Papers from SWICo members
Claudio Cesaroni, Luca Spogli, Angela Aragon-Angel, Michele Fiocca, Varuliator Dear, Giorgiana De Franceschi, Vincenzo Romano
We describe a novel empirical model to forecast, one day in advance, the Total Electron Content (TEC) at global scale. The technique is based on the Global Ionospheric Map (GIM), provided by the International GNSS Service (IGS), and exploits a nonlinear autoregressive neural network with external input (NARX) applied to selected TEC time series for soma particular GIM grid points (24 h single-point TEC forecasting), taking into account the actual and forecasted geomagnetic conditions. To extend the forecasting at a global scale, the technique leverages of the NeQuick2 Model fed by an effective sunspot number R12 (R12eff), calculated by minimizing the root mean square error (RMSE) between NARX output and NeQuick2 applied at the same GIM grid points. This new approach is able to reproduce the behavior of the ionosphere especially during disturbed periods.
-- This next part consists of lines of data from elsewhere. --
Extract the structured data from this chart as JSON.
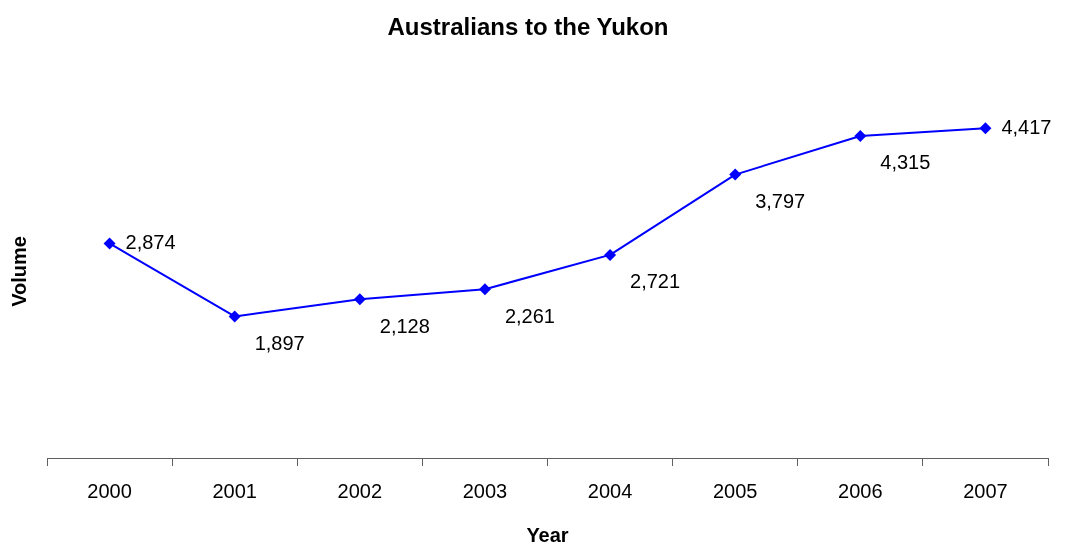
{
  "chart_data": {
    "type": "line",
    "title": "Australians to the Yukon",
    "xlabel": "Year",
    "ylabel": "Volume",
    "categories": [
      "2000",
      "2001",
      "2002",
      "2003",
      "2004",
      "2005",
      "2006",
      "2007"
    ],
    "series": [
      {
        "color": "#0000ff",
        "values": [
          2874,
          1897,
          2128,
          2261,
          2721,
          3797,
          4315,
          4417
        ],
        "value_labels": [
          "2,874",
          "1,897",
          "2,128",
          "2,261",
          "2,721",
          "3,797",
          "4,315",
          "4,417"
        ]
      }
    ],
    "marker": "diamond",
    "line_style": "solid"
  }
}
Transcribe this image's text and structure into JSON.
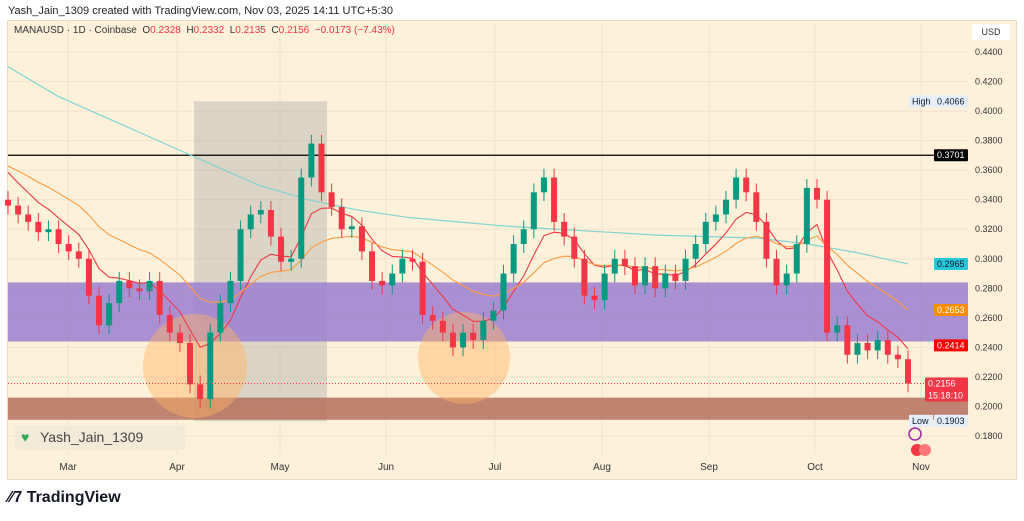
{
  "header": {
    "attribution": "Yash_Jain_1309 created with TradingView.com, Nov 03, 2025 14:11 UTC+5:30"
  },
  "legend": {
    "symbol": "MANAUSD · 1D · Coinbase",
    "o_label": "O",
    "o": "0.2328",
    "h_label": "H",
    "h": "0.2332",
    "l_label": "L",
    "l": "0.2135",
    "c_label": "C",
    "c": "0.2156",
    "change": "−0.0173 (−7.43%)"
  },
  "watermark": "Yash_Jain_1309",
  "footer": {
    "logo": "TradingView"
  },
  "colors": {
    "bg": "#fdf1d9",
    "up": "#089981",
    "down": "#f23645",
    "ema_fast": "#f23645",
    "ema_slow": "#ff9a3c",
    "ma_long": "#7fd3d0",
    "zone_purple": "#9b7fd0",
    "zone_brown": "#b5705f"
  },
  "chart_data": {
    "type": "candlestick",
    "currency_label": "USD",
    "x_ticks": [
      "Mar",
      "Apr",
      "May",
      "Jun",
      "Jul",
      "Aug",
      "Sep",
      "Oct",
      "Nov"
    ],
    "y_ticks": [
      "0.4400",
      "0.4200",
      "0.4000",
      "0.3800",
      "0.3600",
      "0.3400",
      "0.3200",
      "0.3000",
      "0.2800",
      "0.2600",
      "0.2400",
      "0.2200",
      "0.2000",
      "0.1800"
    ],
    "ylim": [
      0.17,
      0.45
    ],
    "closes": [
      0.336,
      0.33,
      0.325,
      0.318,
      0.32,
      0.31,
      0.305,
      0.3,
      0.275,
      0.255,
      0.27,
      0.285,
      0.28,
      0.278,
      0.285,
      0.262,
      0.25,
      0.243,
      0.215,
      0.205,
      0.25,
      0.27,
      0.285,
      0.32,
      0.33,
      0.333,
      0.315,
      0.298,
      0.3,
      0.355,
      0.378,
      0.345,
      0.335,
      0.32,
      0.322,
      0.305,
      0.285,
      0.282,
      0.29,
      0.3,
      0.298,
      0.262,
      0.258,
      0.25,
      0.24,
      0.25,
      0.245,
      0.258,
      0.265,
      0.29,
      0.31,
      0.32,
      0.345,
      0.355,
      0.325,
      0.315,
      0.3,
      0.275,
      0.272,
      0.29,
      0.3,
      0.295,
      0.282,
      0.295,
      0.28,
      0.29,
      0.285,
      0.3,
      0.31,
      0.325,
      0.33,
      0.34,
      0.355,
      0.345,
      0.325,
      0.3,
      0.282,
      0.29,
      0.31,
      0.348,
      0.34,
      0.25,
      0.255,
      0.235,
      0.243,
      0.238,
      0.245,
      0.235,
      0.232,
      0.2156
    ],
    "long_ma": [
      0.43,
      0.41,
      0.395,
      0.38,
      0.365,
      0.35,
      0.34,
      0.333,
      0.328,
      0.325,
      0.322,
      0.32,
      0.318,
      0.316,
      0.315,
      0.314,
      0.31,
      0.304,
      0.2965
    ],
    "horizontal_line": 0.3701,
    "zones": [
      {
        "top": 0.284,
        "bottom": 0.244,
        "color": "purple"
      },
      {
        "top": 0.206,
        "bottom": 0.191,
        "color": "brown"
      }
    ],
    "price_tags": [
      {
        "label": "",
        "value": "0.4066",
        "price": 0.4066,
        "bg": "#e3eefa",
        "fg": "#131722",
        "prefix": "High"
      },
      {
        "value": "0.3701",
        "price": 0.3701,
        "bg": "#000000",
        "fg": "#ffffff"
      },
      {
        "value": "0.2965",
        "price": 0.2965,
        "bg": "#26c6da",
        "fg": "#131722"
      },
      {
        "value": "0.2653",
        "price": 0.2653,
        "bg": "#ff8c00",
        "fg": "#ffffff"
      },
      {
        "value": "0.2414",
        "price": 0.2414,
        "bg": "#ff0000",
        "fg": "#ffffff"
      },
      {
        "value": "0.2156",
        "price": 0.2156,
        "bg": "#f23645",
        "fg": "#ffffff",
        "sub": "15:18:10"
      },
      {
        "value": "0.1903",
        "price": 0.1903,
        "bg": "#e3eefa",
        "fg": "#131722",
        "prefix": "Low"
      }
    ]
  }
}
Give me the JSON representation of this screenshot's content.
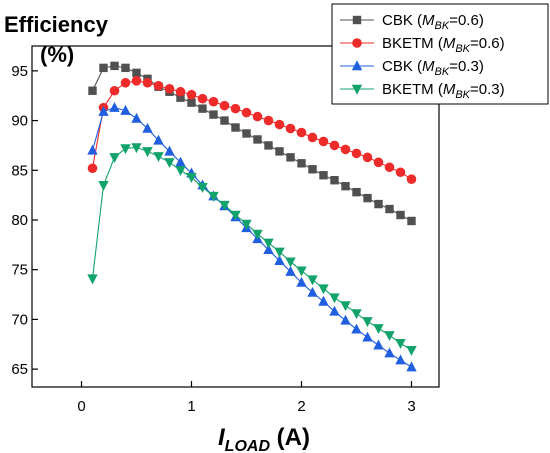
{
  "chart_data": {
    "type": "line",
    "ylabel_line1": "Efficiency",
    "ylabel_line2": "(%)",
    "xlabel": {
      "main": "I",
      "sub": "LOAD",
      "suffix": " (A)"
    },
    "xlim": [
      -0.45,
      3.25
    ],
    "ylim": [
      63.2,
      97.5
    ],
    "xticks": [
      0,
      1,
      2,
      3
    ],
    "xtick_labels": [
      "0",
      "1",
      "2",
      "3"
    ],
    "yticks": [
      65,
      70,
      75,
      80,
      85,
      90,
      95
    ],
    "ytick_labels": [
      "65",
      "70",
      "75",
      "80",
      "85",
      "90",
      "95"
    ],
    "legend_position": "top-right",
    "series": [
      {
        "name": "CBK (M_BK=0.6)",
        "label_prefix": "CBK (",
        "label_var": "M",
        "label_sub": "BK",
        "label_suffix": "=0.6)",
        "color": "#505050",
        "marker": "square",
        "x": [
          0.1,
          0.2,
          0.3,
          0.4,
          0.5,
          0.6,
          0.7,
          0.8,
          0.9,
          1.0,
          1.1,
          1.2,
          1.3,
          1.4,
          1.5,
          1.6,
          1.7,
          1.8,
          1.9,
          2.0,
          2.1,
          2.2,
          2.3,
          2.4,
          2.5,
          2.6,
          2.7,
          2.8,
          2.9,
          3.0
        ],
        "y": [
          93.0,
          95.3,
          95.5,
          95.3,
          94.8,
          94.2,
          93.4,
          92.9,
          92.3,
          91.8,
          91.2,
          90.6,
          90.0,
          89.3,
          88.7,
          88.1,
          87.5,
          86.9,
          86.3,
          85.7,
          85.1,
          84.5,
          84.0,
          83.4,
          82.8,
          82.2,
          81.6,
          81.1,
          80.5,
          79.9
        ]
      },
      {
        "name": "BKETM (M_BK=0.6)",
        "label_prefix": "BKETM (",
        "label_var": "M",
        "label_sub": "BK",
        "label_suffix": "=0.6)",
        "color": "#ee2b2b",
        "marker": "circle",
        "x": [
          0.1,
          0.2,
          0.3,
          0.4,
          0.5,
          0.6,
          0.7,
          0.8,
          0.9,
          1.0,
          1.1,
          1.2,
          1.3,
          1.4,
          1.5,
          1.6,
          1.7,
          1.8,
          1.9,
          2.0,
          2.1,
          2.2,
          2.3,
          2.4,
          2.5,
          2.6,
          2.7,
          2.8,
          2.9,
          3.0
        ],
        "y": [
          85.2,
          91.3,
          93.0,
          93.8,
          94.0,
          93.8,
          93.5,
          93.2,
          92.9,
          92.6,
          92.2,
          91.9,
          91.5,
          91.2,
          90.8,
          90.4,
          90.0,
          89.6,
          89.2,
          88.8,
          88.3,
          87.9,
          87.5,
          87.1,
          86.7,
          86.3,
          85.8,
          85.3,
          84.8,
          84.1
        ]
      },
      {
        "name": "CBK (M_BK=0.3)",
        "label_prefix": "CBK (",
        "label_var": "M",
        "label_sub": "BK",
        "label_suffix": "=0.3)",
        "color": "#1f5fe0",
        "marker": "triangle-up",
        "x": [
          0.1,
          0.2,
          0.3,
          0.4,
          0.5,
          0.6,
          0.7,
          0.8,
          0.9,
          1.0,
          1.1,
          1.2,
          1.3,
          1.4,
          1.5,
          1.6,
          1.7,
          1.8,
          1.9,
          2.0,
          2.1,
          2.2,
          2.3,
          2.4,
          2.5,
          2.6,
          2.7,
          2.8,
          2.9,
          3.0
        ],
        "y": [
          87.0,
          90.9,
          91.3,
          91.0,
          90.2,
          89.2,
          88.0,
          86.9,
          85.8,
          84.7,
          83.5,
          82.4,
          81.4,
          80.3,
          79.2,
          78.1,
          77.0,
          75.9,
          74.8,
          73.7,
          72.7,
          71.8,
          70.8,
          69.9,
          69.0,
          68.2,
          67.4,
          66.6,
          65.9,
          65.2
        ]
      },
      {
        "name": "BKETM (M_BK=0.3)",
        "label_prefix": "BKETM (",
        "label_var": "M",
        "label_sub": "BK",
        "label_suffix": "=0.3)",
        "color": "#12a36b",
        "marker": "triangle-down",
        "x": [
          0.1,
          0.2,
          0.3,
          0.4,
          0.5,
          0.6,
          0.7,
          0.8,
          0.9,
          1.0,
          1.1,
          1.2,
          1.3,
          1.4,
          1.5,
          1.6,
          1.7,
          1.8,
          1.9,
          2.0,
          2.1,
          2.2,
          2.3,
          2.4,
          2.5,
          2.6,
          2.7,
          2.8,
          2.9,
          3.0
        ],
        "y": [
          74.1,
          83.5,
          86.3,
          87.2,
          87.3,
          86.9,
          86.4,
          85.8,
          85.0,
          84.3,
          83.3,
          82.4,
          81.5,
          80.5,
          79.6,
          78.6,
          77.7,
          76.8,
          75.8,
          74.9,
          74.0,
          73.1,
          72.2,
          71.4,
          70.6,
          69.8,
          69.1,
          68.4,
          67.6,
          66.9
        ]
      }
    ]
  }
}
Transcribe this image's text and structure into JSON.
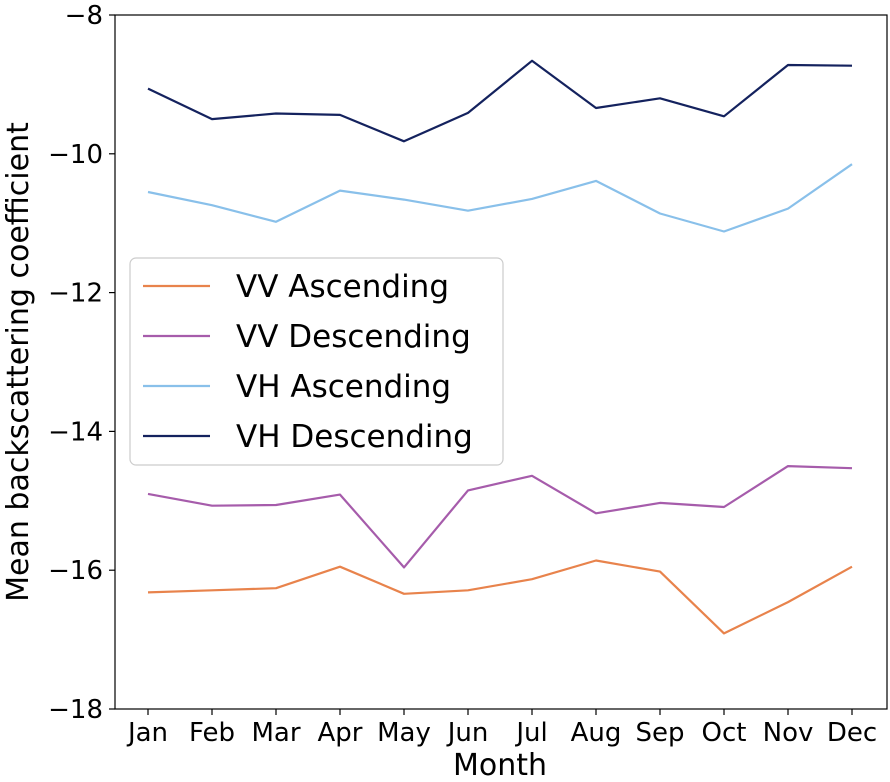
{
  "chart_data": {
    "type": "line",
    "categories": [
      "Jan",
      "Feb",
      "Mar",
      "Apr",
      "May",
      "Jun",
      "Jul",
      "Aug",
      "Sep",
      "Oct",
      "Nov",
      "Dec"
    ],
    "series": [
      {
        "name": "VV Ascending",
        "color": "#e8834c",
        "values": [
          -16.32,
          -16.29,
          -16.26,
          -15.95,
          -16.34,
          -16.29,
          -16.13,
          -15.86,
          -16.02,
          -16.91,
          -16.46,
          -15.95
        ]
      },
      {
        "name": "VV Descending",
        "color": "#a65cab",
        "values": [
          -14.9,
          -15.07,
          -15.06,
          -14.91,
          -15.96,
          -14.85,
          -14.64,
          -15.18,
          -15.03,
          -15.09,
          -14.5,
          -14.53
        ]
      },
      {
        "name": "VH Ascending",
        "color": "#89c0ea",
        "values": [
          -10.55,
          -10.74,
          -10.98,
          -10.53,
          -10.66,
          -10.82,
          -10.65,
          -10.39,
          -10.86,
          -11.12,
          -10.79,
          -10.15
        ]
      },
      {
        "name": "VH Descending",
        "color": "#14225e",
        "values": [
          -9.06,
          -9.5,
          -9.42,
          -9.44,
          -9.82,
          -9.41,
          -8.66,
          -9.34,
          -9.2,
          -9.46,
          -8.72,
          -8.73
        ]
      }
    ],
    "xlabel": "Month",
    "ylabel": "Mean backscattering coefficient",
    "ylim": [
      -18,
      -8
    ],
    "yticks": [
      -18,
      -16,
      -14,
      -12,
      -10,
      -8
    ],
    "ytick_labels": [
      "−18",
      "−16",
      "−14",
      "−12",
      "−10",
      "−8"
    ],
    "grid": false,
    "legend_position": "center-left"
  }
}
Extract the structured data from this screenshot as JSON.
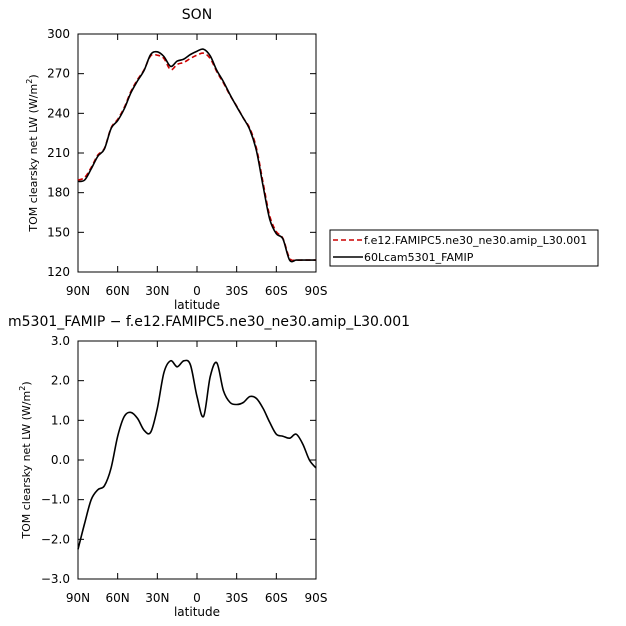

The performance of the forecasting model is extensively validated under different geospatial conditions, against both TEC maps products by UPC (Universitat Politècnica de Catalunya) and independent TEC data from Jason-3 spacecraft. The validation gives very satisfactory results in terms of RMSE, as it has been found to range between 3 and 5 TECu. RMSE depend on the latitude sectors, time of the day, geomagnetic conditions, and provide a statistical estimation of the accuracy of the 24-h forecasting technique even over the areas poorly covered by GNSS receivers (i.e. the oceans). The validation of the forecasting during five geomagnetic storms reveals that the model performance is not deteriorated during disturbed periods. This 24-h empirical approach is currently implemented on the Ionosphere Prediction Service (IPS), a prototype platform to support different classes of GNSS users in order to support the mitigation of the ionospheric effects on GNSS based technologies.
Publication: Cesaroni, C., Spogli, L., Aragon-Angel, A., Fiocca, M., Dear, V., De Franceschi, G., & Romano, V. (2020). Neural network based model for global Total Electron Content forecasting. Journal of Space Weather and Space Climate, 10, 11.